Furthermore, We contend that using a global network approac h to the study of metabolism is com-
parable to what epidemiologists do when studying worldwide propagation of infection. In building the
worldwide air transportation network [15] all carrier ﬂigh ts are aggregated into a single network and

So not a perfect extraction in comparison to text stored in plain-text, but accessible. There isn't much that can be done to aid in parsing other than hoping that there are textual markers that signify structure in the manuscript. 

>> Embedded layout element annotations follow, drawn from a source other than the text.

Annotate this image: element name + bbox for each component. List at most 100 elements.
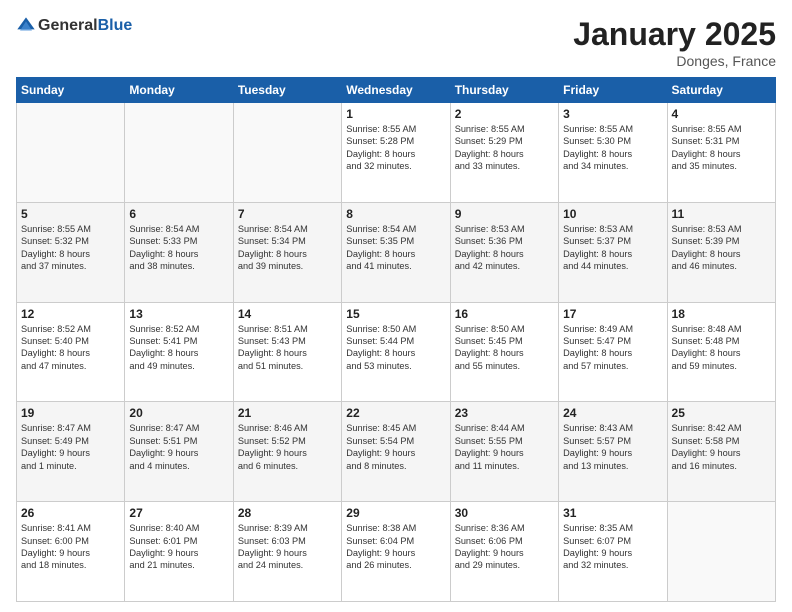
day-info: Sunrise: 8:54 AM Sunset: 5:34 PM Dayligh… <box>238 223 337 273</box>
weekday-header: Saturday <box>667 78 775 103</box>
calendar-cell <box>125 103 233 203</box>
calendar-cell: 4 Sunrise: 8:55 AM Sunset: 5:31 PM Daylig… <box>667 103 775 203</box>
day-info: Sunrise: 8:55 AM Sunset: 5:29 PM Dayligh… <box>455 123 554 173</box>
calendar-cell: 16 Sunrise: 8:50 AM Sunset: 5:45 PM Dayli… <box>450 302 558 402</box>
logo-text: GeneralBlue <box>38 17 132 35</box>
day-number: 17 <box>563 307 662 321</box>
day-number: 30 <box>455 506 554 520</box>
day-info: Sunrise: 8:47 AM Sunset: 5:49 PM Dayligh… <box>21 422 120 472</box>
calendar-cell: 6 Sunrise: 8:54 AM Sunset: 5:33 PM Daylig… <box>125 202 233 302</box>
day-info: Sunrise: 8:39 AM Sunset: 6:03 PM Dayligh… <box>238 522 337 572</box>
calendar-cell: 24 Sunrise: 8:43 AM Sunset: 5:57 PM Dayli… <box>559 402 667 502</box>
day-number: 24 <box>563 406 662 420</box>
calendar-cell: 29 Sunrise: 8:38 AM Sunset: 6:04 PM Dayli… <box>342 502 450 602</box>
calendar-cell: 2Sunrise: 8:55 AM Sunset: 5:29 PM Daylig… <box>450 103 558 203</box>
day-number: 9 <box>455 207 554 221</box>
weekday-header: Thursday <box>450 78 558 103</box>
day-info: Sunrise: 8:47 AM Sunset: 5:51 PM Dayligh… <box>129 422 228 472</box>
calendar-cell: 3Sunrise: 8:55 AM Sunset: 5:30 PM Daylig… <box>559 103 667 203</box>
day-number: 16 <box>455 307 554 321</box>
title-block: January 2025 Donges, France <box>573 16 776 69</box>
day-number: 7 <box>238 207 337 221</box>
calendar-header-row: SundayMondayTuesdayWednesdayThursdayFrid… <box>17 78 776 103</box>
day-number: 31 <box>563 506 662 520</box>
calendar-cell: 30 Sunrise: 8:36 AM Sunset: 6:06 PM Dayli… <box>450 502 558 602</box>
calendar-cell: 18 Sunrise: 8:48 AM Sunset: 5:48 PM Dayli… <box>667 302 775 402</box>
day-info: Sunrise: 8:43 AM Sunset: 5:57 PM Dayligh… <box>563 422 662 472</box>
calendar-cell: 31 Sunrise: 8:35 AM Sunset: 6:07 PM Dayli… <box>559 502 667 602</box>
logo: GeneralBlue <box>16 16 132 36</box>
day-info: Sunrise: 8:50 AM Sunset: 5:44 PM Dayligh… <box>346 323 445 373</box>
day-info: Sunrise: 8:45 AM Sunset: 5:54 PM Dayligh… <box>346 422 445 472</box>
calendar-cell: 19 Sunrise: 8:47 AM Sunset: 5:49 PM Dayli… <box>17 402 125 502</box>
calendar-cell: 27Sunrise: 8:40 AM Sunset: 6:01 PM Dayli… <box>125 502 233 602</box>
calendar-week-row: 19 Sunrise: 8:47 AM Sunset: 5:49 PM Dayli… <box>17 402 776 502</box>
calendar-cell <box>17 103 125 203</box>
day-number: 4 <box>672 107 771 121</box>
logo-general: General <box>38 17 98 34</box>
day-info: Sunrise: 8:42 AM Sunset: 5:58 PM Dayligh… <box>672 422 771 472</box>
calendar-cell: 12Sunrise: 8:52 AM Sunset: 5:40 PM Dayli… <box>17 302 125 402</box>
day-number: 26 <box>21 506 120 520</box>
day-info: Sunrise: 8:38 AM Sunset: 6:04 PM Dayligh… <box>346 522 445 572</box>
day-number: 6 <box>129 207 228 221</box>
day-info: Sunrise: 8:52 AM Sunset: 5:40 PM Dayligh… <box>21 323 120 373</box>
calendar-cell: 20 Sunrise: 8:47 AM Sunset: 5:51 PM Dayli… <box>125 402 233 502</box>
calendar-cell <box>667 502 775 602</box>
day-number: 5 <box>21 207 120 221</box>
day-info: Sunrise: 8:55 AM Sunset: 5:31 PM Dayligh… <box>672 123 771 173</box>
day-number: 11 <box>672 207 771 221</box>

We could also try to get data from elements like tables:

In [6]:
pdf_reader = PyPDF2.PdfFileReader(pdf_obj)
page = pdf_reader.getPage(16)
page.extract_text()

'17\nTables\nDomain Clade Number of Organisms\nArchaea\n(54)Crenarchaeota 19\nEuryarchaeota 34\nNanoarchaeota 1\nBacteria\n(750)Acidobacteria 2\nActinobacteria 59\nAlpha Proteobacteria 96\nBacillales 59\nBacteroides 12\nBeta Proteobacteria 60\nChlamydia 12\nClostridia 35\nCyanobacteria 36\nDeinococcus Thermus 5\nDelta Proteobacteria 21\nEpsilon Proteobacteria 23\nFusobacteria 1\nGamma Proteobacteria 196\nGreen Nonsulfur Bacteria 9\nGreen Sulfur Bacteria 9\nHyperthermophilic Bacteria 11\nLactobacillales 61\nMagnetococcus 1\nMollicutes 21\nPlanctomyces 1\nSpirochete 17\nTermite Group 1\nVerrucomicrobia 2\nEukaryotes\n(70)Animals 19\nFungi 27\nPlants 3\nProtists 21\nTable 1. Number of organisms considered by taxonomic clade'

But again, we lost the structure of the table itself so we have to try to figure it out on our own. 

There are other packages to extract text and tables from PDFs, *but* installation across any Operating System is difficult because of their dependencies on other software and libraries that are not controlled or a part of the Python installation.